There was no detectable expiratory plume in the sagittal plane when the test subject wore a surgical mask. This approach was suggested in a report from China (22). Furthermore, a recent report using computational fluid dynamics simulations published results that agree with our findings (44). However, the feasibility of this approach has not been investigated on human beings. In Theory, airstream interference with the surgical mask could compromise the washout effect of NHF. More research is needed to answer this question. Until then, careful monitoring is warranted for patients wearing masks during NHF.
Evidence suggests that at least during invasive ventilation, the addition of end-expiratory pressure increases the emission of the virus from the lungs (45). Bräunlich et al (30) pointed out that NHF has a washout effect that can even be measured in the distal airways. Furthermore, they described a flow-dependent positive pressure effect in the distal airways of the lungs. More research is needed to investigate whether NHF only increases the dimensions of the expiratory plume and thereby dilutes the viral concentration or whether NHF increases the absolute amount of virus expelled from the lungs. We conducted our measurements on single breaths of a healthy human subject. However, we kept the tidal volume constant during the experiments as described in the method section, and we would expect to observe similar results if more subjects would have been included.
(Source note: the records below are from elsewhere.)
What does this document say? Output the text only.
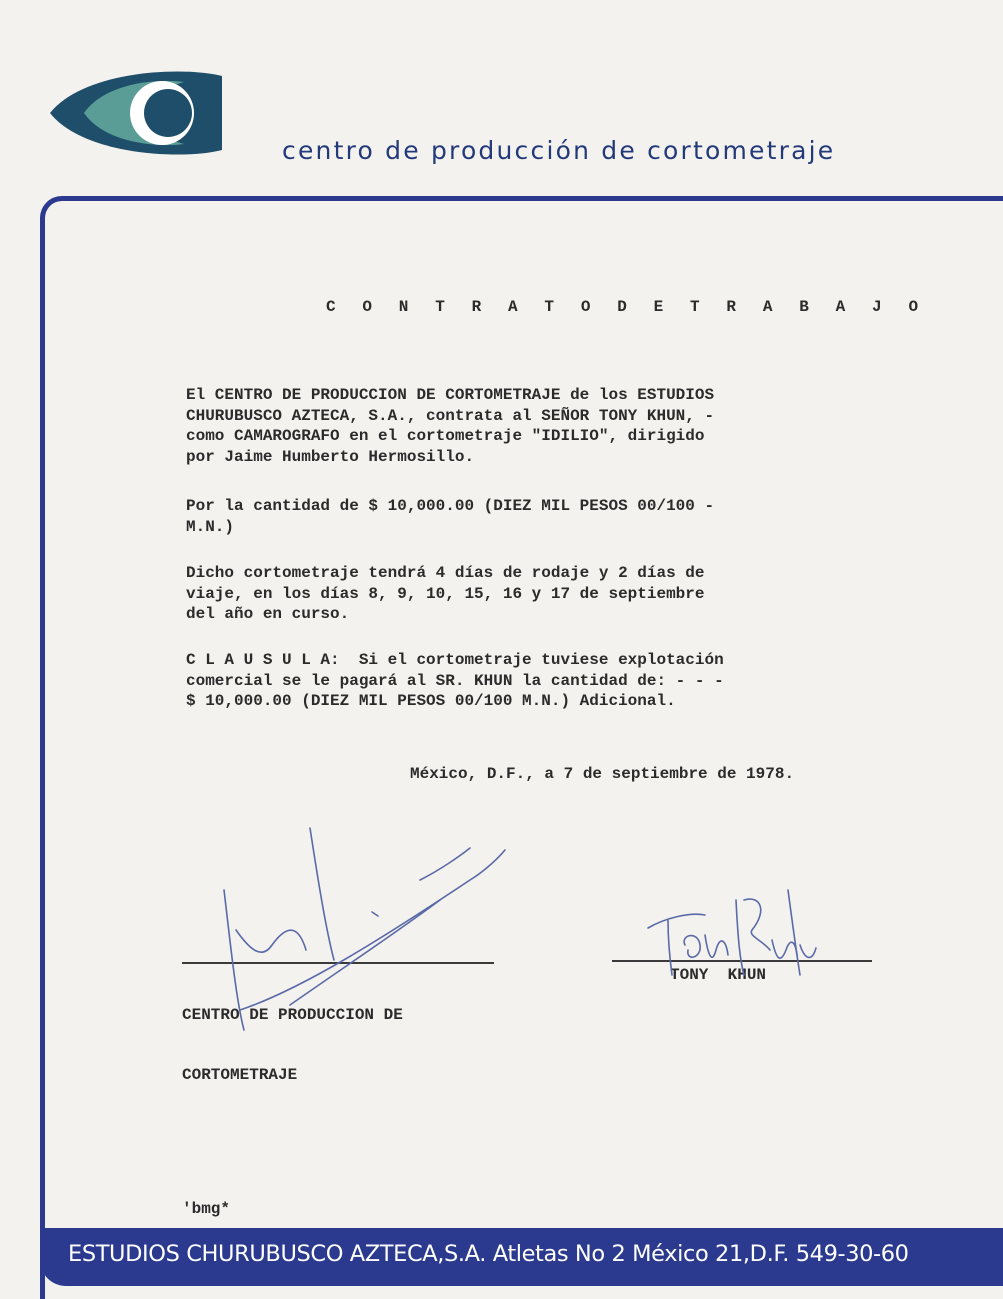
centro de producción de cortometraje
ESTUDIOS CHURUBUSCO AZTECA,S.A. Atletas No 2 México 21,D.F. 549-30-60
C O N T R A T O D E T R A B A J O
El CENTRO DE PRODUCCION DE CORTOMETRAJE de los ESTUDIOS
CHURUBUSCO AZTECA, S.A., contrata al SEÑOR TONY KHUN, -
como CAMAROGRAFO en el cortometraje "IDILIO", dirigido
por Jaime Humberto Hermosillo.
Por la cantidad de $ 10,000.00 (DIEZ MIL PESOS 00/100 -
M.N.)
Dicho cortometraje tendrá 4 días de rodaje y 2 días de
viaje, en los días 8, 9, 10, 15, 16 y 17 de septiembre
del año en curso.
C L A U S U L A:  Si el cortometraje tuviese explotación
comercial se le pagará al SR. KHUN la cantidad de: - - -
$ 10,000.00 (DIEZ MIL PESOS 00/100 M.N.) Adicional.
México, D.F., a 7 de septiembre de 1978.

CENTRO DE PRODUCCION DE

CORTOMETRAJE

TONY  KHUN
'bmg*
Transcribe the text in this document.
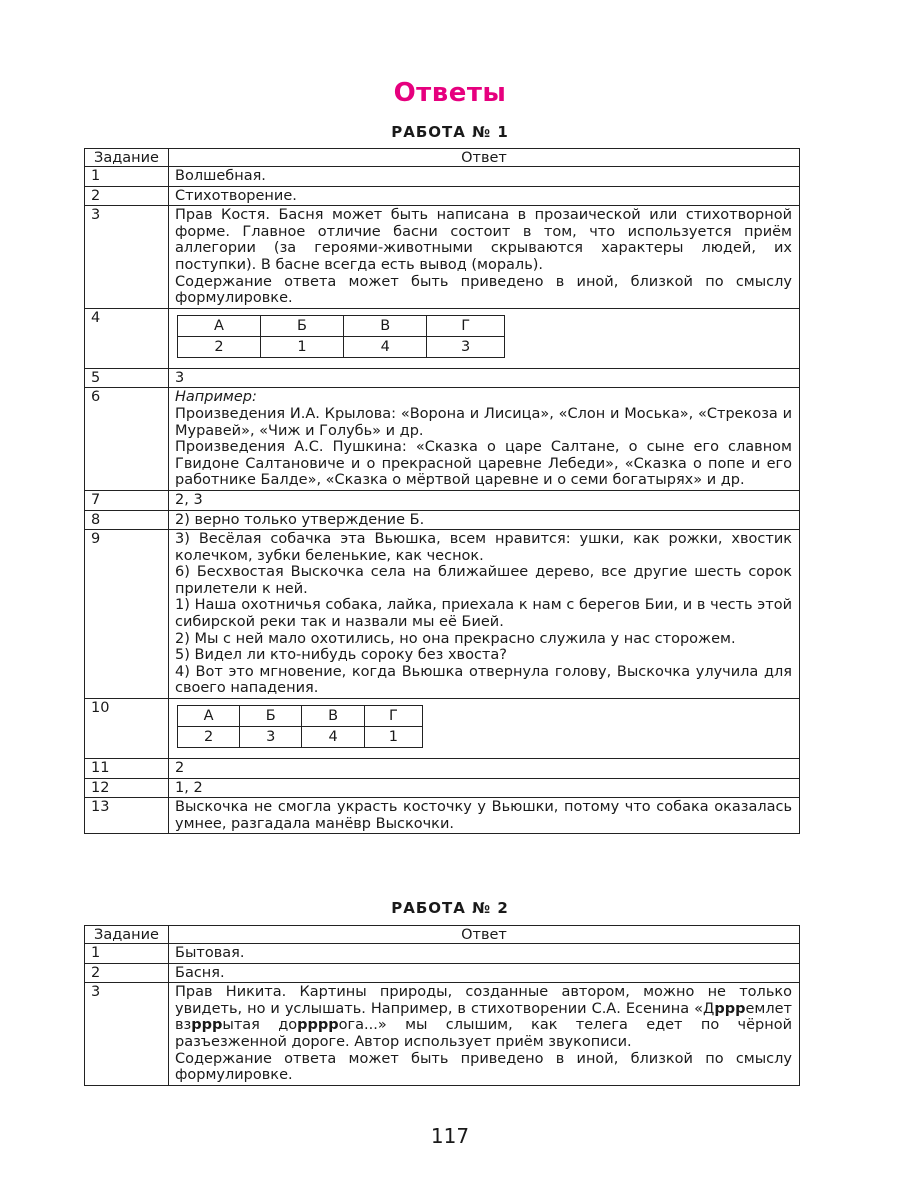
Ответы
РАБОТА № 1
Задание	Ответ
1	Волшебная.
2	Стихотворение.
3	Прав Костя. Басня может быть написана в прозаической или стихотворной форме. Главное отличие басни состоит в том, что используется приём аллегории (за героями-животными скрываются характеры людей, их поступки). В басне всегда есть вывод (мораль).
Содержание ответа может быть приведено в иной, близкой по смыслу формулировке.

4		А	Б	В	Г
2	1	4	3

5	3
6	Например:
Произведения И.А. Крылова: «Ворона и Лисица», «Слон и Моська», «Стрекоза и Муравей», «Чиж и Голубь» и др.
Произведения А.С. Пушкина: «Сказка о царе Салтане, о сыне его славном Гвидоне Салтановиче и о прекрасной царевне Лебеди», «Сказка о попе и его работнике Балде», «Сказка о мёртвой царевне и о семи богатырях» и др.

7	2, 3
8	2) верно только утверждение Б.
9	3) Весёлая собачка эта Вьюшка, всем нравится: ушки, как рожки, хвостик колечком, зубки беленькие, как чеснок.
6) Бесхвостая Выскочка села на ближайшее дерево, все другие шесть сорок прилетели к ней.
1) Наша охотничья собака, лайка, приехала к нам с берегов Бии, и в честь этой сибирской реки так и назвали мы её Бией.
2) Мы с ней мало охотились, но она прекрасно служила у нас сторожем.
5) Видел ли кто-нибудь сороку без хвоста?
4) Вот это мгновение, когда Вьюшка отвернула голову, Выскочка улучила для своего нападения.

10		А	Б	В	Г
2	3	4	1

11	2
12	1, 2
13	Выскочка не смогла украсть косточку у Вьюшки, потому что собака оказалась умнее, разгадала манёвр Выскочки.
РАБОТА № 2
Задание	Ответ
1	Бытовая.
2	Басня.
3	Прав Никита. Картины природы, созданные автором, можно не только увидеть, но и услышать. Например, в стихотворении С.А. Есенина «Дррремлет взрррытая доррррога...» мы слышим, как телега едет по чёрной разъезженной дороге. Автор использует приём звукописи.
Содержание ответа может быть приведено в иной, близкой по смыслу формулировке.
117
The range of the expiratory plume of a single breath, measured in a healthy person, increases with increasing NHF flow rates with a maximum of 4.1 m during NHF treatment with 60 L/min. Thus, expiratory air during NHF travels further than previously suggested and infectious aerosols might spread faster than during unassisted breathing. Wearing a surgical mask over the NHF prongs blocks the expiratory plume during all NHF flow rates. Whether the latter approach compromises, NHF efficacy has not been investigated to date.